Learning From Hulu's Subscription Cancellation Flow
After all of our postings on limiting customer churn, every subscription business must face the fact that your customers will choose to unsubscribe at some point. It happens. However, there are some simple things that can be done to influence the decision-making process as your customers choose to leave you.
In the most simplistic terms, a choice to unsubscribe is an expression that your customer either a) does not believe that they are receiving value from your service (at this price point) any longer, or b) they can get better value from a competitive service.
It’s a Given: Cancellation Paths Must Be Clear
Before we dive into the many ways to alleviate churn by tuning your unsubscribe flows, we have to reiterate the importance of having a clear, ‘well-lit’ path to cancel any subscription. Making this function anything less than perfectly clear and visible is a real mistake that will come back to bite you in the form of chargebacks and negative customer sentiment.
For the remainder of this post, we are going to evaluate the Hulu unsubscribe flow, because they have included great examples of best practices for us all to learn from.
Recommendation #1: Offer the Ability to Put Subscriptions On Hold
Although this recommendation is more important for B2C subscription providers than B2B, it is logical that you should provide an alternative to ‘pulling the plug’. If your customer knows that they will not be receiving value from your service during an upcoming period, don’t make the only choice one that might result in a lost customer. The ‘softer alternative’ of a postponed subscription could be just what your customer is looking for.
Recommendation #2: Now is A Good Time To Personalize An Offer
Once a user elects to cancel their subscription, you’ve got one opportunity to offer them a gesture to change their mind. Hulu does a nice job with this by presenting a personalized pop-up window presenting a free month of service as an alternative to cancelling my account.
Some of our observations of this particular technique:
This can go one of two ways; it will be perceived either as a special gesture, or an annoying obstruction to my path to cut ties.
The way Hulu makes this work:
Personalized - Making it personalized to me felt like Hulu was making an effort to address me personally, rather than every user that cancels from their service. The offer is presented in a very human tone. Note the language “…on us”
Friendly Tone - The Call To Action is phrased in a way that makes the customer feel as though they are receiving something. “I’ll Take It” feels like you are ‘receiving’ something rather than ‘giving’ something up.
Meaningful Offer - The offer for a free month of service is long enough to provide real value to most customers. It is likely a very well understood, probabilistic ‘bet’ that the customer will end up paying for far more than another month of service.
It is worth noting that this particular call to action highlights the ‘Call-To-Action’ in green. The cancellation button is pure text, and not bolded. Be careful with this kind of presentation, because the cost of obstructing your customers path towards cancellation is very high. You risk chargebacks and potentially making some customer irate if your presentation is unclear.
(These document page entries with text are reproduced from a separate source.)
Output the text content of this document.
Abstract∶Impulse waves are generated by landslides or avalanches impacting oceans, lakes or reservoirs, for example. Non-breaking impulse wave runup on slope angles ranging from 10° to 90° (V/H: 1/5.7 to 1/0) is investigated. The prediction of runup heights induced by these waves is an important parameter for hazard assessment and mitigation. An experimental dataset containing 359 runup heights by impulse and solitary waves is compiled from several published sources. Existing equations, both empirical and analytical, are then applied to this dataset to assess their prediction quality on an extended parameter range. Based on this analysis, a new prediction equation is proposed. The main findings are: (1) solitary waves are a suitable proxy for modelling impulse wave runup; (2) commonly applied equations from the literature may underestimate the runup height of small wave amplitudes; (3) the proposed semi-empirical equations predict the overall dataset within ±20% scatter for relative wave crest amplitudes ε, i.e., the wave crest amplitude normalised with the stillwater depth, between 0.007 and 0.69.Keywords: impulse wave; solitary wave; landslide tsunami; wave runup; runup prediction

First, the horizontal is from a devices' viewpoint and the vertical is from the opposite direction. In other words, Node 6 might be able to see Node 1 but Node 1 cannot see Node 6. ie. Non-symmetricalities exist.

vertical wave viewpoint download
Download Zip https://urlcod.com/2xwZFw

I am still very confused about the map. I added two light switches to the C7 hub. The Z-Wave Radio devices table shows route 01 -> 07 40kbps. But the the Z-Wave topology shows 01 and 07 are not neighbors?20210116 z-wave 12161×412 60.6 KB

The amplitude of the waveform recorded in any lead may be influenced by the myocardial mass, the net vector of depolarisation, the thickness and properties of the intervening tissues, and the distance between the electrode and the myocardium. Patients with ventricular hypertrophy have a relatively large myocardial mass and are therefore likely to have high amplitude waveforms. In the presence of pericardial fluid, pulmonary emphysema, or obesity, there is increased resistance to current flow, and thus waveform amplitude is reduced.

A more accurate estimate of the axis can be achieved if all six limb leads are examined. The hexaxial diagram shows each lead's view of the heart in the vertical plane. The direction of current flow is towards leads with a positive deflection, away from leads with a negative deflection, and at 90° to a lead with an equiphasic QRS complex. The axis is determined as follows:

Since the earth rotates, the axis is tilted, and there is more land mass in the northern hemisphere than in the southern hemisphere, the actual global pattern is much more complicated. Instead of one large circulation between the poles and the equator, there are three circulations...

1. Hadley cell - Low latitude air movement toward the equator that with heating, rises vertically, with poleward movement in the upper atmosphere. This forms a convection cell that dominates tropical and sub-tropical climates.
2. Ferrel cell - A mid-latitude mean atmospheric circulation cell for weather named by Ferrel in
Recommendation #3: Reiterate the Value, Or What You’ll Miss
This next moment in the flow felt like a virtual ‘customer saves’ call. We also felt that it was dangerously close to being too aggressive in its choice of presentation - emphasis and weighting of the relative options.
We have called out 4 attributes of this page which may be useful to your business:
#1 (optional) Hulu presented a nice trailer video, (which auto-played on pageload) highlighting the content upcoming in the season ahead. The equivalent for your business could include pre-announcing features about to launch.
#2 Again - The Option to Hold
#3 Terms of cancellation – This is an important, yet lawyerly moment which can be helpful in contesting chargebacks resulting from disputed charges. By asking for your customers to explicitly acknowledge the terms of their cancellation, it makes it more difficult to request a pro-rated amount, or to dispute the entire charge altogether.
#4 Call to Action - In this moment, Hulu assumes that they have been successful in convincing you to not cancel by presenting the highlighted CTA in green with bold text. This is a powerful technique using UX design to give the user a moment of pause. Psychologically, it makes you feel like you’re making the ‘unpopular’ or even ‘incorrect’ decision.
This particular presentation is a bit aggressive for our taste, but a good example of how far some companies are willing to push the power of persuasion during this critical moment of customer interaction. It is likely supported by Hulu testing data to be effective.
Recommendation #4: The Confirmation Email – With a Return Hook
It is absolutely a requirement to confirm the decision to cancel with your customer via email. Hulu puts an interesting twist on this required communication by an easy means to act on your ‘cancellation remorse’.
In this email, Hulu provides the customer with a clear confirmation that their subscription has been cancelled. However, they don’t miss the opportunity to provide an image with all of their most popular titles and a big Call-To-Action button waiting to be clicked.
Hopefully these techniques highlighted in this dissection of Hulu’s unsubscribe flow have been helpful to you. Not everything will translate to your business perfectly. However, they have clearly put a lot of time, energy and testing into the experience they present to their users.
We recommend that you evaluate your subscription cancellation flow to determine how you can find the right balance of great customer experience and optimal business results. The way that you treat your customers during this critical flow can influence your churn rates in an important way.
We hope some of these techniques help your business.